New bill bans California new combustion car sales from 2035
California lawmakers have rubber stamped a new bill to permanently ban all new fossil-fuel vehicle sales by 2035.
The controversial CARB Advanced Clean Cars II bill simultaneously strives to incrementally decrease fossil-fuel vehicle sales by 35 percent, by 2026. It will ramp up to a projected 68% by 2030. The ban applies to all new light-duty passenger cars, SUVs, and pickup trucks. It excludes medium and heavy-duty vehicles. Used combustion car sales are not affected.
Ban Aims to Accelerate All Zero Emissions Tech
The objective of the ban is not to benefit electric vehicle sales, but rather promote sales of all zero emissions vehicles. Electric cars comply with the new law, but the bill strives to promote other zero emissions car technologies. Those include hydrogen fuel cell (cars like the Toyota Mirai, above) and hydrogen combustion technology.
CARB’s ban marks a fundamental shift in the world’s largest automotive marketplace. California is famous for leading international emissions standards trends. The ban is expected to spur other governments to legislate similar combustion vehicle bans. Up to a dozen US states are expected to follow California’s lead, five of them as soon as next year.
“California now has a groundbreaking, world-leading plan to achieve 100% zero-emission vehicle sales by 2035,” state governor, Gavin Newsom confirmed. “It’s ambitious, it’s innovative, it’s the action we must take to leave the planet better off for future generations. “This is one of those big, bold steps necessary to stem the tide of carbon pollution.”
Ban Accelerates Green Car Transition
“This is a really exciting announcement,” Natural Resources Defense Council clean fuels advocate Kathy Harris backed Newson up. “CARB’s Advanced Clean Cars II bill will help to accelerate the transition and give a signal that customers and states are ready for this transition to occur rapidly.”
“Combatting climate change is a strategic priority at Ford,” Blue Oval Chief Sustainability Officer Bob Holycross points out. “We’re proud of our partnership with California and we are committed to building a zero-emissions future for everyone. “This is a landmark standard that will define clean transportation and set an example for the United States.”

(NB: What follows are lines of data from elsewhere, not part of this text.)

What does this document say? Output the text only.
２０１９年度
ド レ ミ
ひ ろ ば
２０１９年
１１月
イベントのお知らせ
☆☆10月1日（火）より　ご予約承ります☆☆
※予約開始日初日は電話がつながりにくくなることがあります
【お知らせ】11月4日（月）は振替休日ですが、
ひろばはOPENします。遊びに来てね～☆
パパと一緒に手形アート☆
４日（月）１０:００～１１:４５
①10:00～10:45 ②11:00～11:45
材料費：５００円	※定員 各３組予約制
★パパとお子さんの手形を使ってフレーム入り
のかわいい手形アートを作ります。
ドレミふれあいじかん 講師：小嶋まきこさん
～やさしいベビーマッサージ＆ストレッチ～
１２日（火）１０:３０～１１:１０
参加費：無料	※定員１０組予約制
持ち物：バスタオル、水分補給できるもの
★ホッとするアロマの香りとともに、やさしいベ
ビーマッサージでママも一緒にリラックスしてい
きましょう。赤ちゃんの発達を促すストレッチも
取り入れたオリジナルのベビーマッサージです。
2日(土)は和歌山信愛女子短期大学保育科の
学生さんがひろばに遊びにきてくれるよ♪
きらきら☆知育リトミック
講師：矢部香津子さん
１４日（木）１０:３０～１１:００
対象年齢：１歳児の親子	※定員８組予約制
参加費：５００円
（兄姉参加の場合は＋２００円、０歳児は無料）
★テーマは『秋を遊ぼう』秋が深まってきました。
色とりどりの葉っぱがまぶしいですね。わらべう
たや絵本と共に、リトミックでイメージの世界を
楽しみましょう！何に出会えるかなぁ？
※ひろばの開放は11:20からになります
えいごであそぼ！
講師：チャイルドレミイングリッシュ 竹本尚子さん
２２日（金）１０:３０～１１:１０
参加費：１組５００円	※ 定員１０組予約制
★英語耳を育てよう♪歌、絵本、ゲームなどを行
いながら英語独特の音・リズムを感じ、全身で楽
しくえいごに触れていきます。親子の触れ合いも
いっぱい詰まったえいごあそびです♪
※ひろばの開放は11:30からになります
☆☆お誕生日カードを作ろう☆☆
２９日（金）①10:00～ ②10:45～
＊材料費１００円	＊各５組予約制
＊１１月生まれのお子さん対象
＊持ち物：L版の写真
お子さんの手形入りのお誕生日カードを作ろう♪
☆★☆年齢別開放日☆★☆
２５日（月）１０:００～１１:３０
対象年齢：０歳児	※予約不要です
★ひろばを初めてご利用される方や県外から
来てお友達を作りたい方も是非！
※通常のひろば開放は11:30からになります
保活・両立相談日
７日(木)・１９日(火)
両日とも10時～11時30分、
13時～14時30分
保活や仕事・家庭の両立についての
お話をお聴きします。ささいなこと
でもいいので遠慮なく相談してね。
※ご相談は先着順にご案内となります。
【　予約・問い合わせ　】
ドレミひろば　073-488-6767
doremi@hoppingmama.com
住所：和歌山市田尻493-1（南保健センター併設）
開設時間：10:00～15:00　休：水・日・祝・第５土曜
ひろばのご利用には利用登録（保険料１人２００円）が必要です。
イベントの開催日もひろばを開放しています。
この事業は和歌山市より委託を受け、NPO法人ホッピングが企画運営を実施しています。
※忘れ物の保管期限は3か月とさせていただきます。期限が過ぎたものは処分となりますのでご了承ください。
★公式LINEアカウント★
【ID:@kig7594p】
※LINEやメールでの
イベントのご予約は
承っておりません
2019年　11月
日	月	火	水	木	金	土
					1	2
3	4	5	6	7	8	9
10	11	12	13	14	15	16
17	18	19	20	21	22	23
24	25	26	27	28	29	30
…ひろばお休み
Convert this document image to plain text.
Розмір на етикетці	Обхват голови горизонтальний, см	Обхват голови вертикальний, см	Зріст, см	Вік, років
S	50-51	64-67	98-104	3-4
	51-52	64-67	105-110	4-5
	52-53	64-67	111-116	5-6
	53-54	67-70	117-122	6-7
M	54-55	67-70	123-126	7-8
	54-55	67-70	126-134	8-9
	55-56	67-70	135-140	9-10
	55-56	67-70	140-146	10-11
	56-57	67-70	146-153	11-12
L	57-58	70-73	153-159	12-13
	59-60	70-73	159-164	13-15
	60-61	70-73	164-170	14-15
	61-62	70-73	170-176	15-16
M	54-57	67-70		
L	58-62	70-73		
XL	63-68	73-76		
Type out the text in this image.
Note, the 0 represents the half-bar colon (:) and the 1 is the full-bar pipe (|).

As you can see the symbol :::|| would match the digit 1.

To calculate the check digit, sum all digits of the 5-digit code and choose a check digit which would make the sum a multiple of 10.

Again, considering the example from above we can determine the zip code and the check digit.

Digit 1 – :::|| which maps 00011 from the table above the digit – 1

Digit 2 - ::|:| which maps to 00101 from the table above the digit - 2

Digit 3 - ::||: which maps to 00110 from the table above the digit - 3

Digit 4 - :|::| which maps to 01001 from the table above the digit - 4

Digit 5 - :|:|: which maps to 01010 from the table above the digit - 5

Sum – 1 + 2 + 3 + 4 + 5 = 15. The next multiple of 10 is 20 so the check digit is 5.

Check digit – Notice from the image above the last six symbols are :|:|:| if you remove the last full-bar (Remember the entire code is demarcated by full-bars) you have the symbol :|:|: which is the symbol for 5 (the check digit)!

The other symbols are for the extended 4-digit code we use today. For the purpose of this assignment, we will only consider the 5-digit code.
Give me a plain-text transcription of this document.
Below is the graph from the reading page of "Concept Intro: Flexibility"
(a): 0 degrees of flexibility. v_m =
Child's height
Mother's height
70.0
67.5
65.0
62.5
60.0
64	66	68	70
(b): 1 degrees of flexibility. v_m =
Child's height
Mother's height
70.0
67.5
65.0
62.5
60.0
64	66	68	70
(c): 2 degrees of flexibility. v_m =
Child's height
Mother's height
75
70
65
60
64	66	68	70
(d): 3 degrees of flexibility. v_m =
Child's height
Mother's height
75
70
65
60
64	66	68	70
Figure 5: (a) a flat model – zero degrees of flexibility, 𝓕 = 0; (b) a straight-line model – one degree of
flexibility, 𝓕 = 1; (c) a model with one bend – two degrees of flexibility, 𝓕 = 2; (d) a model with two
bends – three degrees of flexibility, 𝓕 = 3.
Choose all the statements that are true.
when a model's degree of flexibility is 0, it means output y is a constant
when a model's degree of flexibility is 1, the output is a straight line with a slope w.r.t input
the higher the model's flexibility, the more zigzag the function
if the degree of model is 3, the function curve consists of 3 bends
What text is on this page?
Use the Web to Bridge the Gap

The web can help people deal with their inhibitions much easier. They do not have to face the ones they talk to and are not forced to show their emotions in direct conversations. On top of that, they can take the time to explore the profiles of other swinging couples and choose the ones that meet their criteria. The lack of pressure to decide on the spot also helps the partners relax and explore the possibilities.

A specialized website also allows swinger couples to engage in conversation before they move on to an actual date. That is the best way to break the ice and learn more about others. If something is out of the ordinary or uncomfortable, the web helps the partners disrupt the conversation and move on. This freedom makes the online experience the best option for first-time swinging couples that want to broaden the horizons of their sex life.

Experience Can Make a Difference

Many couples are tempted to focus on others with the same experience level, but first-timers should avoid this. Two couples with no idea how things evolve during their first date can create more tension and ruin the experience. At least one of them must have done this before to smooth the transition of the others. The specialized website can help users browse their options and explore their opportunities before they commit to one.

The bill is likely to have far-reaching effects, even in the short term. Auto companies will need to accelerate their shift towards zero-emission vehicles in compliance with these new restrictions in one of the biggest car markets on earth. The law will also force car companies to meet or improve on their existing EV production timelines
Will Carmakers Keep Up with EV Demand?
That however has its own implications. Supply chain issues are already delaying orders on popular EVs. So, requiring a state with a population of almost 40 million people to buy zero-emissions cars will only serve to increase lead times and affect prices. Especially for popular new hybrid and electric vehicles like the highly in demand Ford F-150 Lightning EV.
The new policy is also expected to significantly affect the used gas car market and the classic car scene. Excluded from the proposed policy, demand for scarce pre-owned combustion cars is likely jump. Many models will become worth significantly more than what they were new as used values skyrocket in California and other ban states.
Also, new gas vehicles are likely to remain on sale in other US states, including those not so concerned with killing off cars that consume their own natural resources. So, it is likely that Californian, and other ban counties’ petrol car fans will simply move their automotive acquisitions out of state. Either way, California’s controversial CARB Advanced Clean Cars II bill is set to change motoring as we know it forever.